In Alberta, Hackett’s 19 to Zero group talks about how vaccines are “how you can see your loved ones again.” They try to frame vaccines as “calling people to action, as something you can actually do,” she says, “whereas ‘stay home’ is calling people to inaction.” Positive messaging from people you trust is a double whammy, says Hackett. “It’s way more effective for a friend or family member to talk to someone about vaccines, than for me, a physician who they don’t know.” Her group holds town halls with community leaders to “equip people with the tools to go and have these conversations.” Even seeing smiling selfies of friends and neighbours getting vaccinated, and hearing about their not-so-bad experience with sore arms, can be extraordinarily powerful, adds Vohra-Miller. When she talks to people in her community, despite all the data and information she shares, the biggest question she gets is: “Have you had the vaccine?” (Unsurprisingly, she has.)

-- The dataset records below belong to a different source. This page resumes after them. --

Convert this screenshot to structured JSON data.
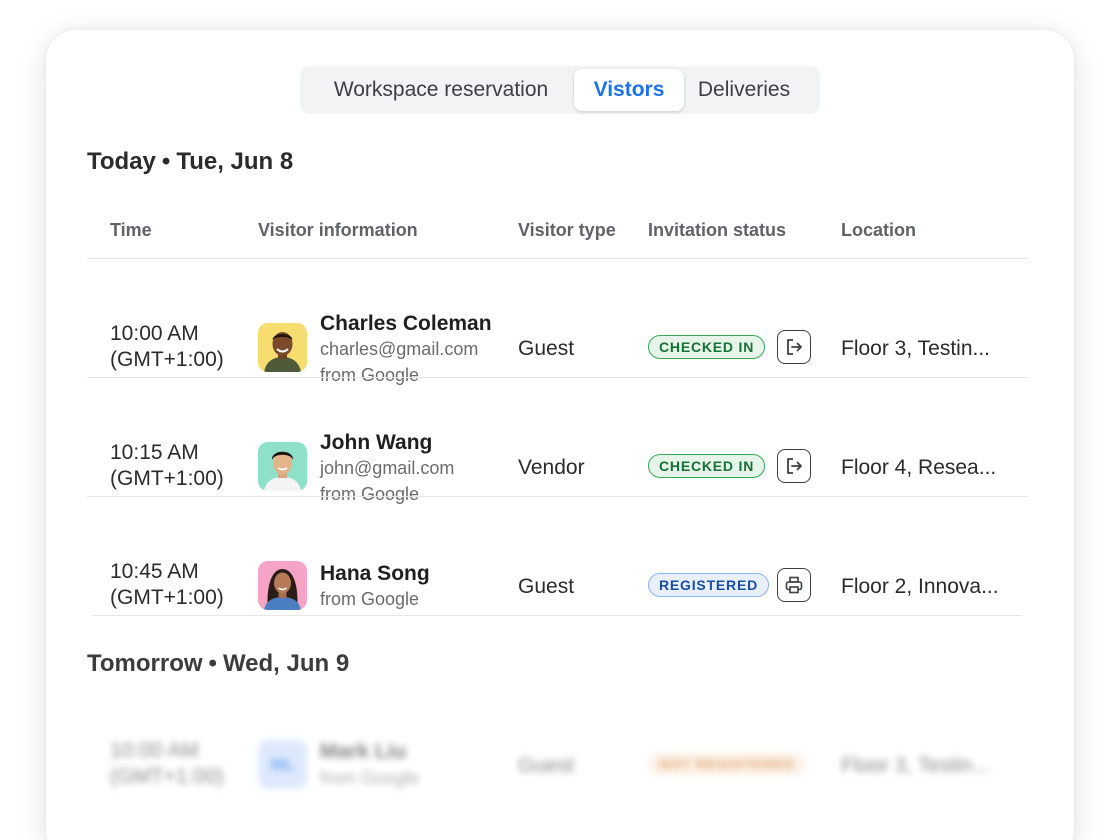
{
  "tabs": [
    {
      "label": "Workspace reservation",
      "active": false
    },
    {
      "label": "Vistors",
      "active": true
    },
    {
      "label": "Deliveries",
      "active": false
    }
  ],
  "today": {
    "day": "Today",
    "date": "Tue, Jun 8"
  },
  "table_headers": {
    "time": "Time",
    "visitor_info": "Visitor information",
    "visitor_type": "Visitor type",
    "invitation_status": "Invitation status",
    "location": "Location"
  },
  "rows": [
    {
      "time_line1": "10:00 AM",
      "time_line2": "(GMT+1:00)",
      "name": "Charles Coleman",
      "email": "charles@gmail.com",
      "org": "from Google",
      "type": "Guest",
      "status": "CHECKED IN",
      "action_icon": "check-out-icon",
      "location": "Floor 3, Testin..."
    },
    {
      "time_line1": "10:15 AM",
      "time_line2": "(GMT+1:00)",
      "name": "John Wang",
      "email": "john@gmail.com",
      "org": "from Google",
      "type": "Vendor",
      "status": "CHECKED IN",
      "action_icon": "check-out-icon",
      "location": "Floor 4, Resea..."
    },
    {
      "time_line1": "10:45 AM",
      "time_line2": "(GMT+1:00)",
      "name": "Hana Song",
      "org": "from Google",
      "type": "Guest",
      "status": "REGISTERED",
      "action_icon": "print-icon",
      "location": "Floor 2, Innova..."
    }
  ],
  "tomorrow": {
    "day": "Tomorrow",
    "date": "Wed, Jun 9",
    "row": {
      "time_line1": "10:00 AM",
      "time_line2": "(GMT+1:00)",
      "initials": "ML",
      "name": "Mark Liu",
      "org": "from Google",
      "type": "Guest",
      "status": "NOT REGISTERED",
      "location": "Floor 3, Testin..."
    }
  },
  "colors": {
    "accent": "#1a73e8",
    "checked_in": "#137333",
    "registered": "#174ea6",
    "not_registered": "#c26401"
  }
}
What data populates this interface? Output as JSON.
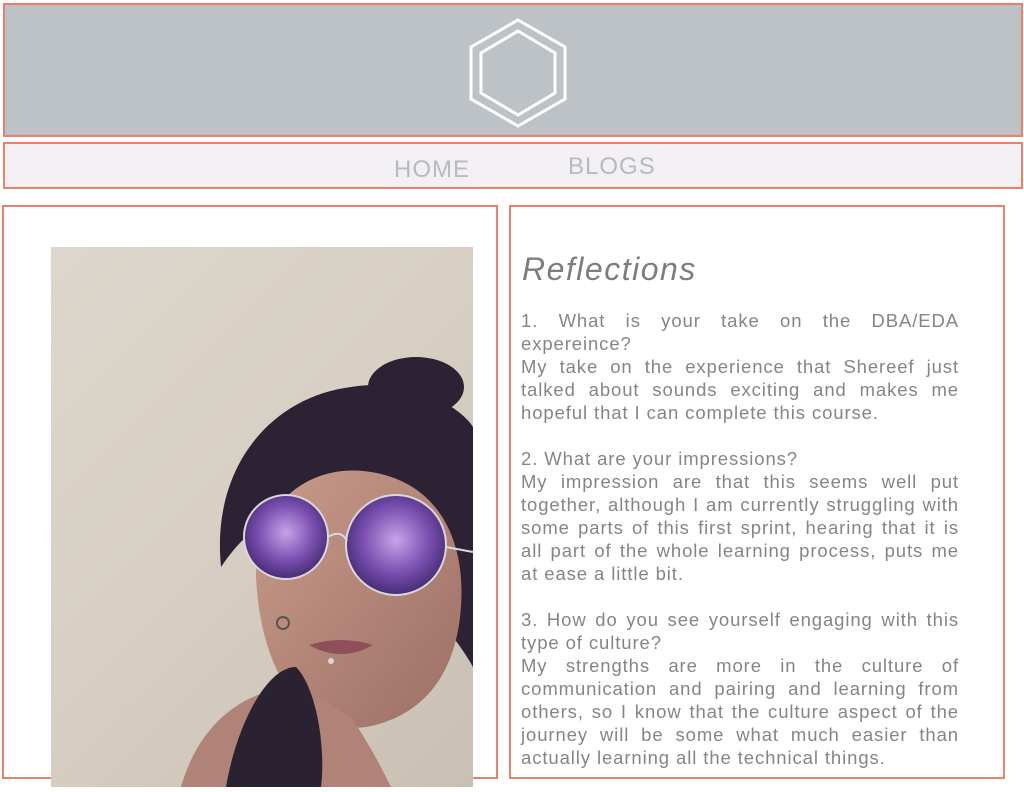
{
  "header": {
    "logo_icon": "hexagon-outline-icon",
    "background_color": "#bcc2c5",
    "border_color": "#e8806c"
  },
  "nav": {
    "items": [
      {
        "label": "HOME"
      },
      {
        "label": "BLOGS"
      }
    ]
  },
  "left_panel": {
    "photo_icon": "portrait-photo"
  },
  "reflections": {
    "title": "Reflections",
    "sections": [
      {
        "question": "1. What is your take on the DBA/EDA expereince?",
        "answer": "My take on the experience that Shereef just talked about sounds exciting and makes me hopeful that I can complete this course."
      },
      {
        "question": "2. What are your impressions?",
        "answer": "My impression are that this seems well put together, although I am currently struggling with some parts of this first sprint, hearing that it is all part of the whole learning process, puts me at ease a little bit."
      },
      {
        "question": "3. How do you see yourself engaging with this type of culture?",
        "answer": "My strengths are more in the culture of communication and pairing and learning from others, so I know that the culture aspect of the journey will be some what much easier than actually learning all the technical things."
      }
    ]
  }
}
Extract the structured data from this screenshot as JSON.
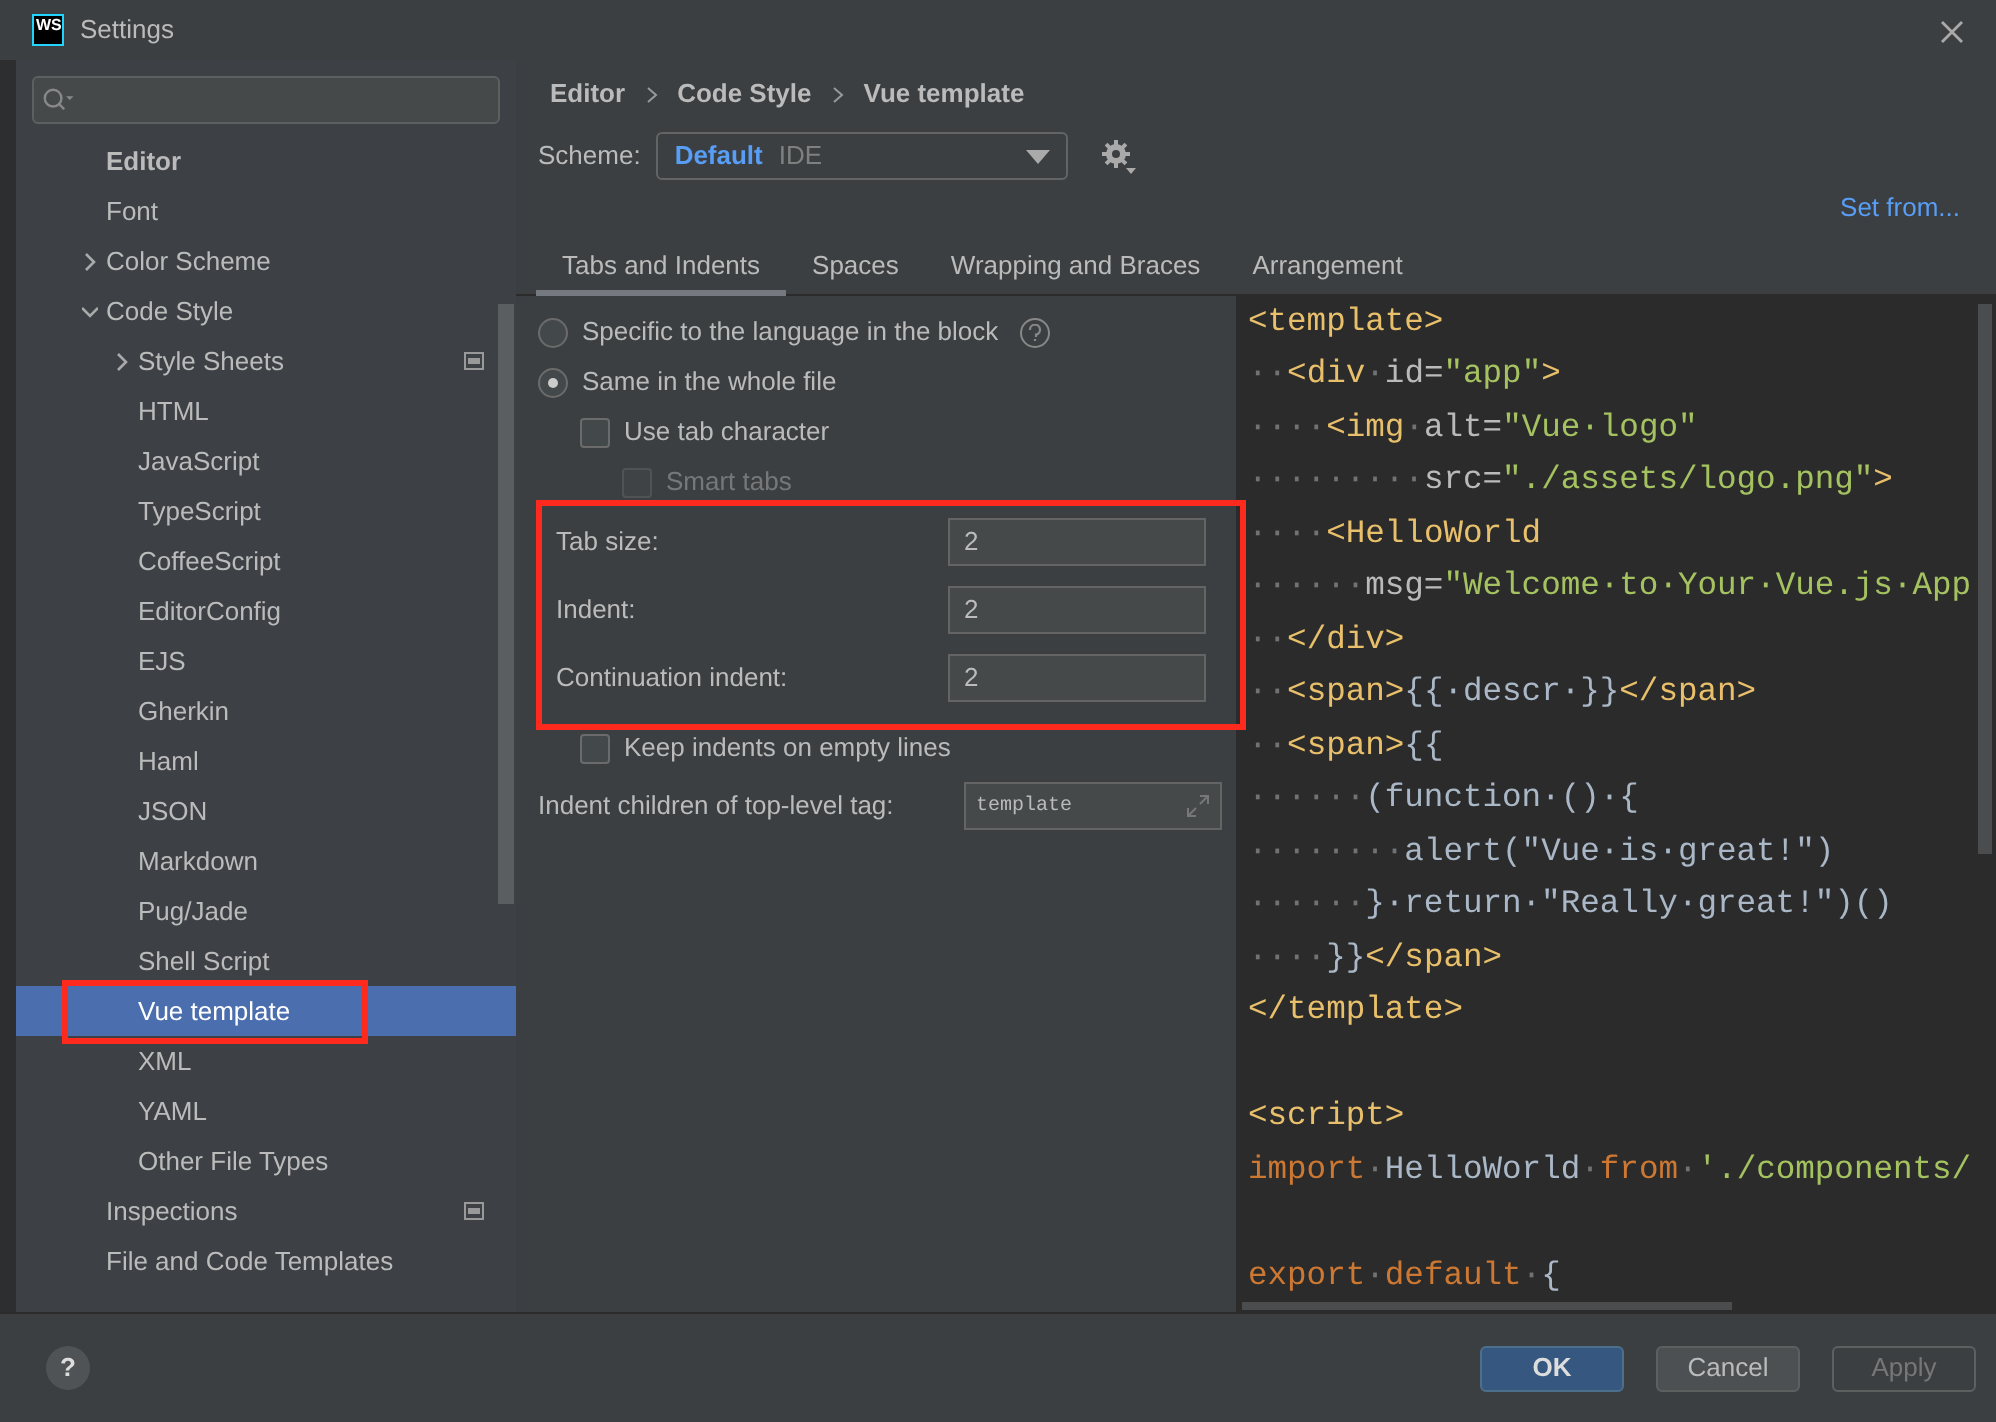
{
  "window": {
    "logo": "WS",
    "title": "Settings"
  },
  "sidebar": {
    "items": [
      {
        "label": "Editor",
        "kind": "section",
        "selected": false,
        "children": [
          {
            "label": "Font",
            "selected": false
          },
          {
            "label": "Color Scheme",
            "selected": false,
            "expanded": false
          },
          {
            "label": "Code Style",
            "selected": false,
            "expanded": true,
            "children": [
              {
                "label": "Style Sheets",
                "selected": false,
                "expanded": false,
                "scheme_icon": true
              },
              {
                "label": "HTML",
                "selected": false
              },
              {
                "label": "JavaScript",
                "selected": false
              },
              {
                "label": "TypeScript",
                "selected": false
              },
              {
                "label": "CoffeeScript",
                "selected": false
              },
              {
                "label": "EditorConfig",
                "selected": false
              },
              {
                "label": "EJS",
                "selected": false
              },
              {
                "label": "Gherkin",
                "selected": false
              },
              {
                "label": "Haml",
                "selected": false
              },
              {
                "label": "JSON",
                "selected": false
              },
              {
                "label": "Markdown",
                "selected": false
              },
              {
                "label": "Pug/Jade",
                "selected": false
              },
              {
                "label": "Shell Script",
                "selected": false
              },
              {
                "label": "Vue template",
                "selected": true
              },
              {
                "label": "XML",
                "selected": false
              },
              {
                "label": "YAML",
                "selected": false
              },
              {
                "label": "Other File Types",
                "selected": false
              }
            ]
          },
          {
            "label": "Inspections",
            "selected": false,
            "scheme_icon": true
          },
          {
            "label": "File and Code Templates",
            "selected": false
          }
        ]
      }
    ]
  },
  "breadcrumb": [
    "Editor",
    "Code Style",
    "Vue template"
  ],
  "scheme": {
    "label": "Scheme:",
    "value": "Default",
    "note": "IDE"
  },
  "set_from": "Set from...",
  "tabs": [
    {
      "label": "Tabs and Indents",
      "selected": true
    },
    {
      "label": "Spaces",
      "selected": false
    },
    {
      "label": "Wrapping and Braces",
      "selected": false
    },
    {
      "label": "Arrangement",
      "selected": false
    }
  ],
  "options": [
    {
      "kind": "radio",
      "label": "Specific to the language in the block",
      "selected": false,
      "help": true
    },
    {
      "kind": "radio",
      "label": "Same in the whole file",
      "selected": true
    },
    {
      "kind": "checkbox",
      "label": "Use tab character",
      "checked": false,
      "disabled": false
    },
    {
      "kind": "checkbox",
      "label": "Smart tabs",
      "checked": false,
      "disabled": true
    },
    {
      "kind": "field",
      "label": "Tab size:",
      "value": "2"
    },
    {
      "kind": "field",
      "label": "Indent:",
      "value": "2"
    },
    {
      "kind": "field",
      "label": "Continuation indent:",
      "value": "2"
    },
    {
      "kind": "checkbox",
      "label": "Keep indents on empty lines",
      "checked": false,
      "disabled": false
    },
    {
      "kind": "expandable",
      "label": "Indent children of top-level tag:",
      "value": "template"
    }
  ],
  "code": [
    {
      "tokens": [
        {
          "kind": "tag",
          "text": "<template>"
        }
      ]
    },
    {
      "tokens": [
        {
          "kind": "ws",
          "text": "··"
        },
        {
          "kind": "tag",
          "text": "<div"
        },
        {
          "kind": "ws",
          "text": "·"
        },
        {
          "kind": "attr",
          "text": "id="
        },
        {
          "kind": "string",
          "text": "\"app\""
        },
        {
          "kind": "tag",
          "text": ">"
        }
      ]
    },
    {
      "tokens": [
        {
          "kind": "ws",
          "text": "····"
        },
        {
          "kind": "tag",
          "text": "<img"
        },
        {
          "kind": "ws",
          "text": "·"
        },
        {
          "kind": "attr",
          "text": "alt="
        },
        {
          "kind": "string",
          "text": "\"Vue·logo\""
        }
      ]
    },
    {
      "tokens": [
        {
          "kind": "ws",
          "text": "·········"
        },
        {
          "kind": "attr",
          "text": "src="
        },
        {
          "kind": "string",
          "text": "\"./assets/logo.png\""
        },
        {
          "kind": "tag",
          "text": ">"
        }
      ]
    },
    {
      "tokens": [
        {
          "kind": "ws",
          "text": "····"
        },
        {
          "kind": "tag",
          "text": "<HelloWorld"
        }
      ]
    },
    {
      "tokens": [
        {
          "kind": "ws",
          "text": "······"
        },
        {
          "kind": "attr",
          "text": "msg="
        },
        {
          "kind": "string",
          "text": "\"Welcome·to·Your·Vue.js·App"
        }
      ]
    },
    {
      "tokens": [
        {
          "kind": "ws",
          "text": "··"
        },
        {
          "kind": "tag",
          "text": "</div>"
        }
      ]
    },
    {
      "tokens": [
        {
          "kind": "ws",
          "text": "··"
        },
        {
          "kind": "tag",
          "text": "<span>"
        },
        {
          "kind": "plain",
          "text": "{{·descr·}}"
        },
        {
          "kind": "tag",
          "text": "</span>"
        }
      ]
    },
    {
      "tokens": [
        {
          "kind": "ws",
          "text": "··"
        },
        {
          "kind": "tag",
          "text": "<span>"
        },
        {
          "kind": "plain",
          "text": "{{"
        }
      ]
    },
    {
      "tokens": [
        {
          "kind": "ws",
          "text": "······"
        },
        {
          "kind": "plain",
          "text": "(function·()·{"
        }
      ]
    },
    {
      "tokens": [
        {
          "kind": "ws",
          "text": "········"
        },
        {
          "kind": "plain",
          "text": "alert(\"Vue·is·great!\")"
        }
      ]
    },
    {
      "tokens": [
        {
          "kind": "ws",
          "text": "······"
        },
        {
          "kind": "plain",
          "text": "}·return·\"Really·great!\")()"
        }
      ]
    },
    {
      "tokens": [
        {
          "kind": "ws",
          "text": "····"
        },
        {
          "kind": "plain",
          "text": "}}"
        },
        {
          "kind": "tag",
          "text": "</span>"
        }
      ]
    },
    {
      "tokens": [
        {
          "kind": "tag",
          "text": "</template>"
        }
      ]
    },
    {
      "kind": "blank"
    },
    {
      "tokens": [
        {
          "kind": "tag",
          "text": "<script>"
        }
      ]
    },
    {
      "tokens": [
        {
          "kind": "keyword",
          "text": "import"
        },
        {
          "kind": "ws",
          "text": "·"
        },
        {
          "kind": "plain",
          "text": "HelloWorld"
        },
        {
          "kind": "ws",
          "text": "·"
        },
        {
          "kind": "keyword",
          "text": "from"
        },
        {
          "kind": "ws",
          "text": "·"
        },
        {
          "kind": "string",
          "text": "'./components/"
        }
      ]
    },
    {
      "kind": "blank"
    },
    {
      "tokens": [
        {
          "kind": "keyword",
          "text": "export"
        },
        {
          "kind": "ws",
          "text": "·"
        },
        {
          "kind": "keyword",
          "text": "default"
        },
        {
          "kind": "ws",
          "text": "·"
        },
        {
          "kind": "plain",
          "text": "{"
        }
      ]
    }
  ],
  "buttons": [
    {
      "label": "OK",
      "kind": "primary",
      "disabled": false
    },
    {
      "label": "Cancel",
      "kind": "secondary",
      "disabled": false
    },
    {
      "label": "Apply",
      "kind": "secondary",
      "disabled": true
    }
  ],
  "help_button": "?"
}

More surprising, perhaps, is DesRosiers’ decision to get the vaccine and bring their oldest child for his COVID vaccine this spring. Just before the pandemic, they became involved with “a very empathetic doctor” and the subject of vaccines came up. “He invited me to talk. He’d say, ‘Tell me what you’re not sure about, and I can help you navigate the information,’ ” DesRosiers says. He didn’t dismiss DesRosiers’ concerns about Guillain-Barré syndrome post flu-vaccination, for instance. He said DesRosiers is right that it’s a risk, but the risk of Guillain-Barré after getting the actual flu is 17 times higher. Today, DesRosiers plans to catch their children up on their childhood vaccines.
DesRosiers’ story is common—mothers raising concerns with pediatricians, “getting shut down” and then going online, “where they can easily tip toward a more hardened view,” says Goldenberg. As younger children become eligible for vaccines, parents are going to have concerns about the risks versus benefits for their kids, who are far less likely to get seriously sick from COVID, but have died from it, and can pass it to others. Rather than dismissing a parent who’s concerned, “acknowledge that asking questions is actually a sign of good parenting,” says Goldenberg.
Advocates have been training health workers across the country in ways to encourage people to get their COVID vaccinations, or bring their children for their shots. But experts say everyday Canadians can help, too, by assisting people with booking their appointments, for example, and providing information that can help assuage fears. We don’t need science degrees to have these conversations. We just need empathy.